We’ve tested other bikes on eBikeTips that use the same app, and it’s a pretty solid performer. Beyond checking that the bike is happy to connect to my phone, I didn’t play around with the app too much. As a reviewer, I’m going to assume that how well this app works isn’t a deal-breaker. If you can afford this bike you can probably also afford whichever GPS device takes your fancy, so I've stuck to talking about the performance of the bike first and foremost.
The Cento1 Hybrid is available in the UK in two builds. For £4,199 you get a Shimano Ultegra mechanical transmission, and the bike I tested, with Ultegra Di2 gearing, is £5,199. This is a high quality build, and the Shimano Ultegra Di2 electronic gearing was faultless as ever. Shimano's hydraulic discs are confidence-inspiring in all weathers and on all surfaces. The Miche wheels are dependable if a little on the heavy side. Obviously with a rear hub motor, swapping out the wheels isn’t an easy job.
£5,199 is a lot of money, but this is a great bike. There are cheaper options out there, but not with quite the same pedigree. For example, Ribble do an e-bike with Ultegra DI2 and the same ebikemotion X35 hub for £4k.
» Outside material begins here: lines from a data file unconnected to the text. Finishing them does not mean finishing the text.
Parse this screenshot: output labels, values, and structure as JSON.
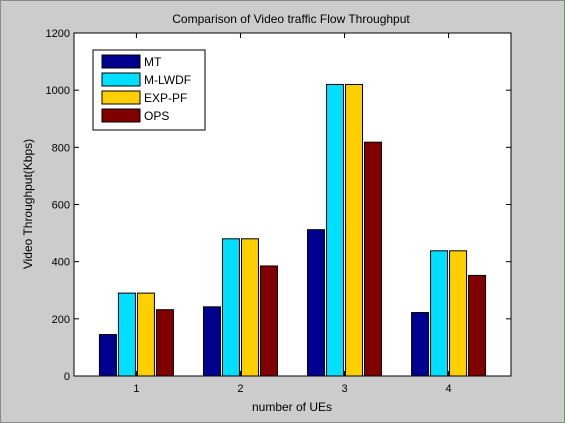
{
  "chart_data": {
    "type": "bar",
    "title": "Comparison of Video traffic Flow Throughput",
    "xlabel": "number of UEs",
    "ylabel": "Video Throughput(Kbps)",
    "categories": [
      "1",
      "2",
      "3",
      "4"
    ],
    "ylim": [
      0,
      1200
    ],
    "yticks": [
      "0",
      "200",
      "400",
      "600",
      "800",
      "1000",
      "1200"
    ],
    "legend_position": "top-left",
    "grid": false,
    "series": [
      {
        "name": "MT",
        "color": "#00008f",
        "values": [
          145,
          242,
          512,
          222
        ]
      },
      {
        "name": "M-LWDF",
        "color": "#00dfff",
        "values": [
          290,
          480,
          1020,
          438
        ]
      },
      {
        "name": "EXP-PF",
        "color": "#ffcf00",
        "values": [
          290,
          480,
          1020,
          438
        ]
      },
      {
        "name": "OPS",
        "color": "#800000",
        "values": [
          232,
          385,
          818,
          352
        ]
      }
    ]
  }
}
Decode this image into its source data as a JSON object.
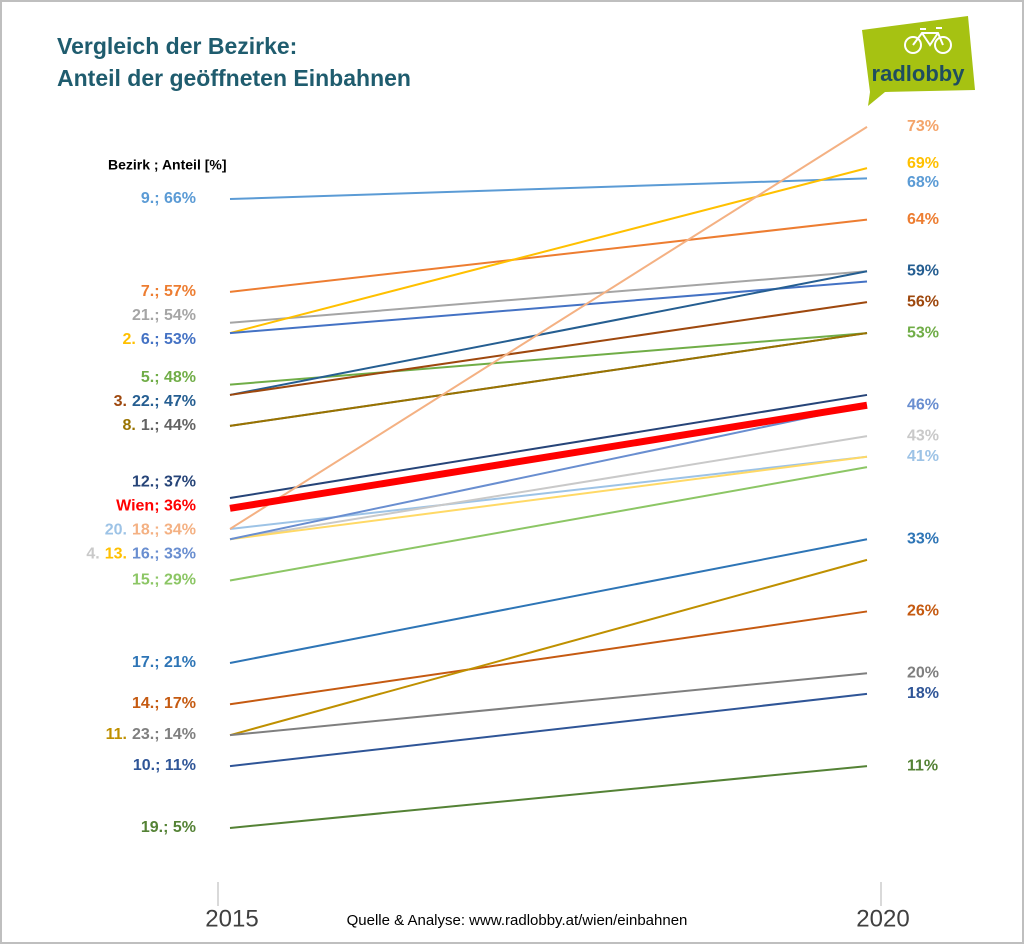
{
  "chart_data": {
    "type": "slope",
    "title": [
      "Vergleich der Bezirke:",
      "Anteil der geöffneten Einbahnen"
    ],
    "legend_header": "Bezirk ; Anteil [%]",
    "source": "Quelle & Analyse: www.radlobby.at/wien/einbahnen",
    "logo": "radlobby",
    "categories": [
      "2015",
      "2020"
    ],
    "series": [
      {
        "color": "#5b9bd5",
        "values": [
          66,
          68
        ]
      },
      {
        "color": "#ed7d31",
        "values": [
          57,
          64
        ]
      },
      {
        "color": "#a5a5a5",
        "values": [
          54,
          59
        ]
      },
      {
        "color": "#ffc000",
        "values": [
          53,
          69
        ]
      },
      {
        "color": "#4472c4",
        "values": [
          53,
          58
        ]
      },
      {
        "color": "#70ad47",
        "values": [
          48,
          53
        ]
      },
      {
        "color": "#255e91",
        "values": [
          47,
          59
        ]
      },
      {
        "color": "#9e480e",
        "values": [
          47,
          56
        ]
      },
      {
        "color": "#636363",
        "values": [
          44,
          53
        ]
      },
      {
        "color": "#997300",
        "values": [
          44,
          53
        ]
      },
      {
        "color": "#264478",
        "values": [
          37,
          47
        ]
      },
      {
        "color": "#ff0000",
        "values": [
          36,
          46
        ],
        "highlight": true
      },
      {
        "color": "#9dc3e6",
        "values": [
          34,
          41
        ]
      },
      {
        "color": "#f4b183",
        "values": [
          34,
          73
        ]
      },
      {
        "color": "#c9c9c9",
        "values": [
          33,
          43
        ]
      },
      {
        "color": "#ffd966",
        "values": [
          33,
          41
        ]
      },
      {
        "color": "#698ed0",
        "values": [
          33,
          46
        ]
      },
      {
        "color": "#8cc665",
        "values": [
          29,
          40
        ]
      },
      {
        "color": "#2e75b6",
        "values": [
          21,
          33
        ]
      },
      {
        "color": "#c55a11",
        "values": [
          17,
          26
        ]
      },
      {
        "color": "#bf9000",
        "values": [
          14,
          31
        ]
      },
      {
        "color": "#7f7f7f",
        "values": [
          14,
          20
        ]
      },
      {
        "color": "#2f5597",
        "values": [
          11,
          18
        ]
      },
      {
        "color": "#548235",
        "values": [
          5,
          11
        ]
      }
    ],
    "left_labels": [
      {
        "value": 66,
        "parts": [
          {
            "text": "9.; 66%",
            "color": "#5b9bd5"
          }
        ]
      },
      {
        "value": 57,
        "parts": [
          {
            "text": "7.; 57%",
            "color": "#ed7d31"
          }
        ]
      },
      {
        "value": 54,
        "parts": [
          {
            "text": "21.; 54%",
            "color": "#a5a5a5"
          }
        ]
      },
      {
        "value": 53,
        "parts": [
          {
            "text": "2.",
            "color": "#ffc000"
          },
          {
            "text": "6.; 53%",
            "color": "#4472c4"
          }
        ]
      },
      {
        "value": 48,
        "parts": [
          {
            "text": "5.; 48%",
            "color": "#70ad47"
          }
        ]
      },
      {
        "value": 47,
        "parts": [
          {
            "text": "3.",
            "color": "#9e480e"
          },
          {
            "text": "22.; 47%",
            "color": "#255e91"
          }
        ]
      },
      {
        "value": 44,
        "parts": [
          {
            "text": "8.",
            "color": "#997300"
          },
          {
            "text": "1.; 44%",
            "color": "#636363"
          }
        ]
      },
      {
        "value": 37,
        "parts": [
          {
            "text": "12.; 37%",
            "color": "#264478"
          }
        ]
      },
      {
        "value": 36,
        "parts": [
          {
            "text": "Wien; 36%",
            "color": "#ff0000"
          }
        ],
        "highlight": true
      },
      {
        "value": 34,
        "parts": [
          {
            "text": "20.",
            "color": "#9dc3e6"
          },
          {
            "text": "18.; 34%",
            "color": "#f4b183"
          }
        ]
      },
      {
        "value": 33,
        "parts": [
          {
            "text": "4.",
            "color": "#c9c9c9"
          },
          {
            "text": "13.",
            "color": "#ffc000"
          },
          {
            "text": "16.; 33%",
            "color": "#698ed0"
          }
        ]
      },
      {
        "value": 29,
        "parts": [
          {
            "text": "15.; 29%",
            "color": "#8cc665"
          }
        ]
      },
      {
        "value": 21,
        "parts": [
          {
            "text": "17.; 21%",
            "color": "#2e75b6"
          }
        ]
      },
      {
        "value": 17,
        "parts": [
          {
            "text": "14.; 17%",
            "color": "#c55a11"
          }
        ]
      },
      {
        "value": 14,
        "parts": [
          {
            "text": "11.",
            "color": "#bf9000"
          },
          {
            "text": "23.; 14%",
            "color": "#7f7f7f"
          }
        ]
      },
      {
        "value": 11,
        "parts": [
          {
            "text": "10.; 11%",
            "color": "#2f5597"
          }
        ]
      },
      {
        "value": 5,
        "parts": [
          {
            "text": "19.; 5%",
            "color": "#548235"
          }
        ]
      }
    ],
    "right_labels": [
      {
        "value": 73,
        "text": "73%",
        "color": "#f4a46a"
      },
      {
        "value": 69,
        "text": "69%",
        "color": "#ffc000"
      },
      {
        "value": 68,
        "text": "68%",
        "color": "#5b9bd5"
      },
      {
        "value": 64,
        "text": "64%",
        "color": "#ed7d31"
      },
      {
        "value": 59,
        "text": "59%",
        "color": "#255e91"
      },
      {
        "value": 56,
        "text": "56%",
        "color": "#9e480e"
      },
      {
        "value": 53,
        "text": "53%",
        "color": "#70ad47"
      },
      {
        "value": 46,
        "text": "46%",
        "color": "#698ed0"
      },
      {
        "value": 43,
        "text": "43%",
        "color": "#c9c9c9"
      },
      {
        "value": 41,
        "text": "41%",
        "color": "#9dc3e6"
      },
      {
        "value": 33,
        "text": "33%",
        "color": "#2e75b6"
      },
      {
        "value": 26,
        "text": "26%",
        "color": "#c55a11"
      },
      {
        "value": 20,
        "text": "20%",
        "color": "#7f7f7f"
      },
      {
        "value": 18,
        "text": "18%",
        "color": "#2f5597"
      },
      {
        "value": 11,
        "text": "11%",
        "color": "#548235"
      }
    ]
  }
}
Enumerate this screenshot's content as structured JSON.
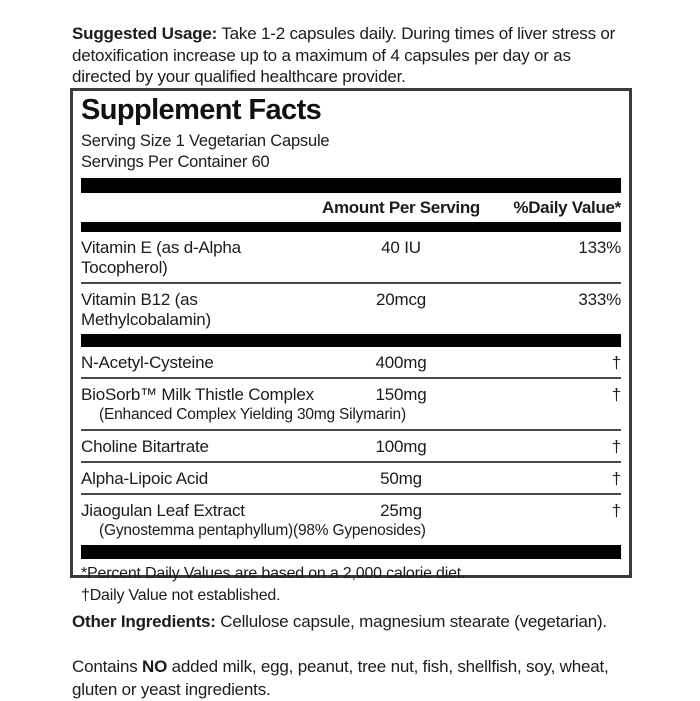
{
  "suggested_usage": {
    "label": "Suggested Usage:",
    "text": " Take 1-2 capsules daily. During times of liver stress or detoxification increase up to a maximum of 4 capsules per day or as directed by your qualified healthcare provider."
  },
  "supplement_facts": {
    "title": "Supplement Facts",
    "serving_size": "Serving Size 1 Vegetarian Capsule",
    "servings_per_container": "Servings Per Container 60",
    "header": {
      "amount": "Amount Per Serving",
      "daily_value": "%Daily Value*"
    },
    "rows": [
      {
        "name": "Vitamin E (as d-Alpha Tocopherol)",
        "amount": "40 IU",
        "daily_value": "133%"
      },
      {
        "name": "Vitamin B12 (as Methylcobalamin)",
        "amount": "20mcg",
        "daily_value": "333%"
      },
      {
        "name": "N-Acetyl-Cysteine",
        "amount": "400mg",
        "daily_value": "†"
      },
      {
        "name": "BioSorb™ Milk Thistle Complex",
        "detail": "(Enhanced Complex Yielding 30mg Silymarin)",
        "amount": "150mg",
        "daily_value": "†"
      },
      {
        "name": "Choline Bitartrate",
        "amount": "100mg",
        "daily_value": "†"
      },
      {
        "name": "Alpha-Lipoic Acid",
        "amount": "50mg",
        "daily_value": "†"
      },
      {
        "name": "Jiaogulan Leaf Extract",
        "detail": "(Gynostemma pentaphyllum)(98% Gypenosides)",
        "amount": "25mg",
        "daily_value": "†"
      }
    ],
    "footnotes": [
      "*Percent Daily Values are based on a 2,000 calorie diet.",
      "†Daily Value not established."
    ]
  },
  "other_ingredients": {
    "label": "Other Ingredients:",
    "text": "  Cellulose capsule, magnesium stearate (vegetarian)."
  },
  "allergen_statement": {
    "prefix": "Contains ",
    "emphasis": "NO",
    "text": " added milk, egg, peanut, tree nut, fish, shellfish, soy, wheat, gluten or yeast ingredients."
  },
  "colors": {
    "bar": "#000000",
    "border": "#3a3a3a",
    "text": "#1c1c1c"
  }
}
There are also more expensive options out there too, like the Pinarello Nytro that we’ve just reviewed. That bike uses the Fazua motor system, which is comparable in terms of power but builds into a slightly heavier bike as it’s around a kilo heavier than the ebikemotion system. Back-to-back on a climb the Wilier was slightly quicker for me. Both offer a composed, comfortable ride and high-quality build though.
Would I buy one? If I had that kind of money to spend on a bike, and I was commuting to the office every day, it probably wouldn’t be quite right for me. I’d want something with mudguards, and better able to withstand abject weather; but that says more about me, and my particular requirements, than it does about the bike. If you're looking for a bike to enjoy road riding, that feels like a road bike but you want some assistance, then I can certainly recommend it. The Cento 1 Hybrid should definitely be on your shortlist.